KPAI: Kasus Penyegelan 2 Perusahaan Farmasi Jangan Sampai Masuk Angin

Organ-Ginjal

Ilustrasi organ ginjal. Foto: Freepik

INDOPOS.CO.ID – Badan Pengawas Obat dan Makanan (BPOM) telah mengumumkan dua perusahaan farmasi menggunakan etilen glikol (EG) dan dietilen glikol (DEG) melebihi ambang batas dalam produksi obat sirup. Temuan itu menyusul maraknya kasus gagal ginjal akut di Indonesia.

Komisi Perlindungan Anak Indonesia (KPAI) menyatakan, perlu ada manajemen kedaruratan yang ditingkatkan dalam kewaspadaan masyarakat terhadap industri obat dan makanan. Serta harus diusut tuntas permasalahan gagal ginjal akut.

“Tentu penindakan atas pelanggaran industri farmasi yang sudah disampaikan BPOM, harus tegak lurus, karena sudah sangat terang benderang penyebabnya,” kata Komisioner KPAI Jasra Putra dalam keterangannya, Jakarta, Selasa (1/11/2022).

BPOM tegas meminta Kepolisian menindak perusahaan farmasi. Upaya progresif tersebut untuk menyelamatkan anak-anak Indonesia dari sakit parah akibat gagal ginjal akut, namun harus dipastikan proses hukumnya terus berjalan.

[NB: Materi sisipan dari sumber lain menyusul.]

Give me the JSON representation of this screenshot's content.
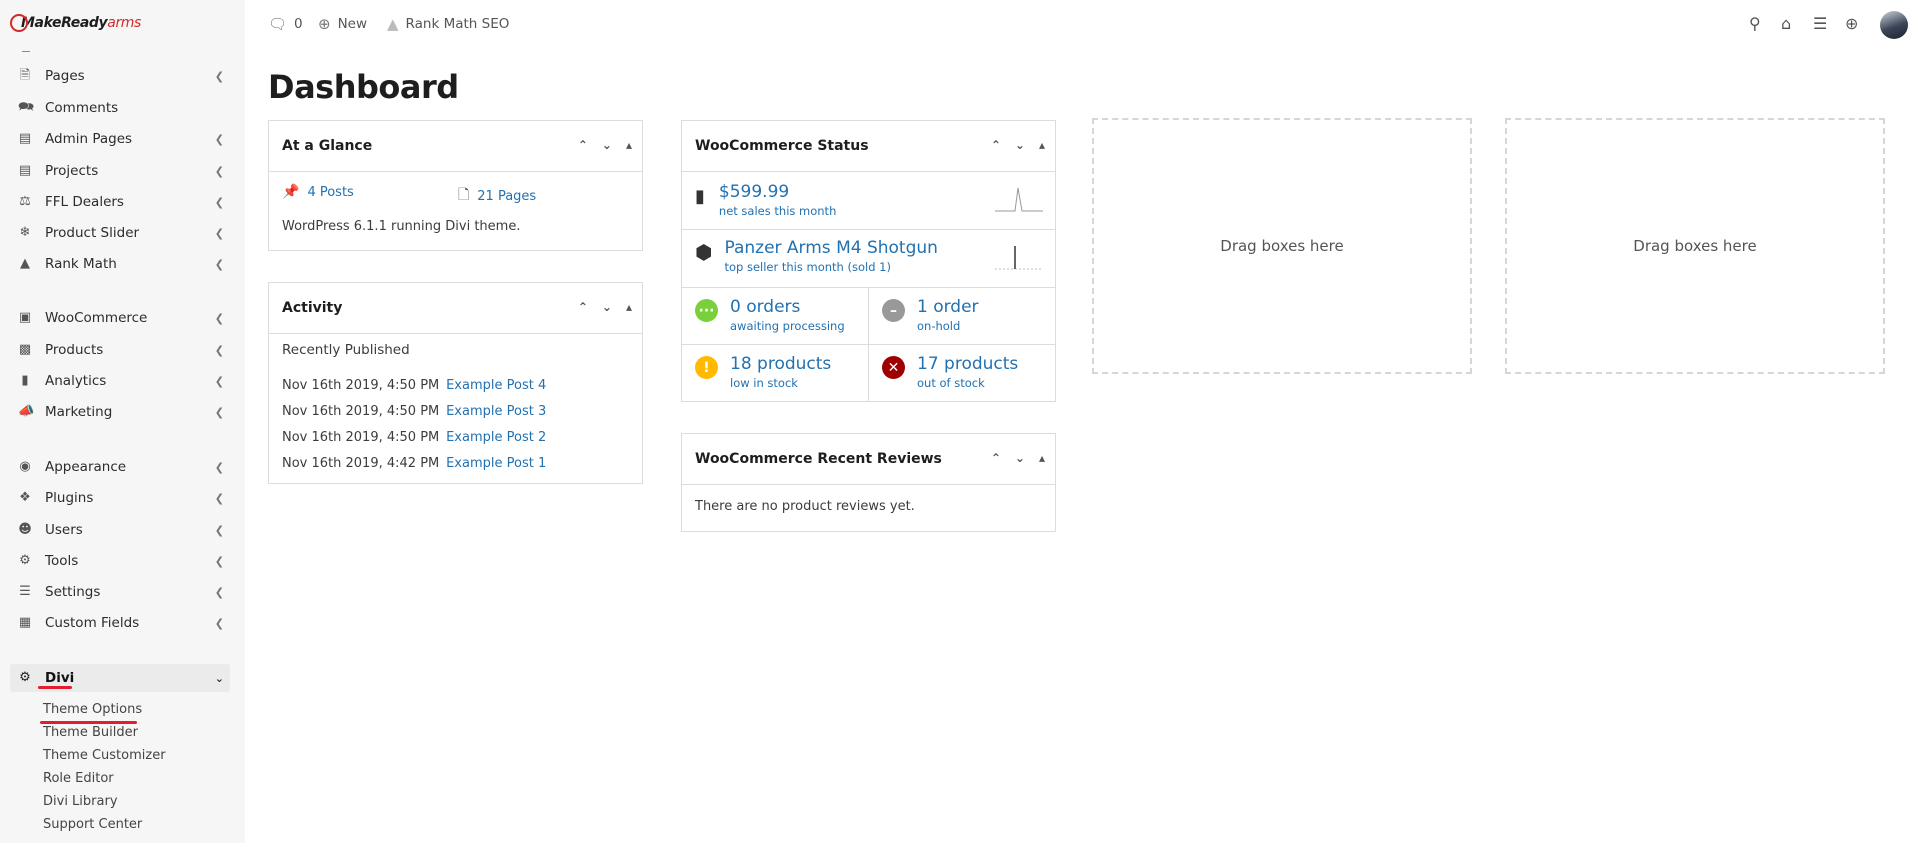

“Jangan sampai kasusnya masuk angin, karena ada amanah ratusan kematian dan tangisan pedih keluarga korban,” ucap Jasra.

Ilustrasi obat sirup. Foto: Freepik

Menurutnya, perlu menyegerakan proses hukum dalam rangka mengembalikan kepercayaan masyarakat pada dunia pengawasan obat dan makanan. Proses hukum tegak lurus, menjadi bagian pemulihan keluarga korban.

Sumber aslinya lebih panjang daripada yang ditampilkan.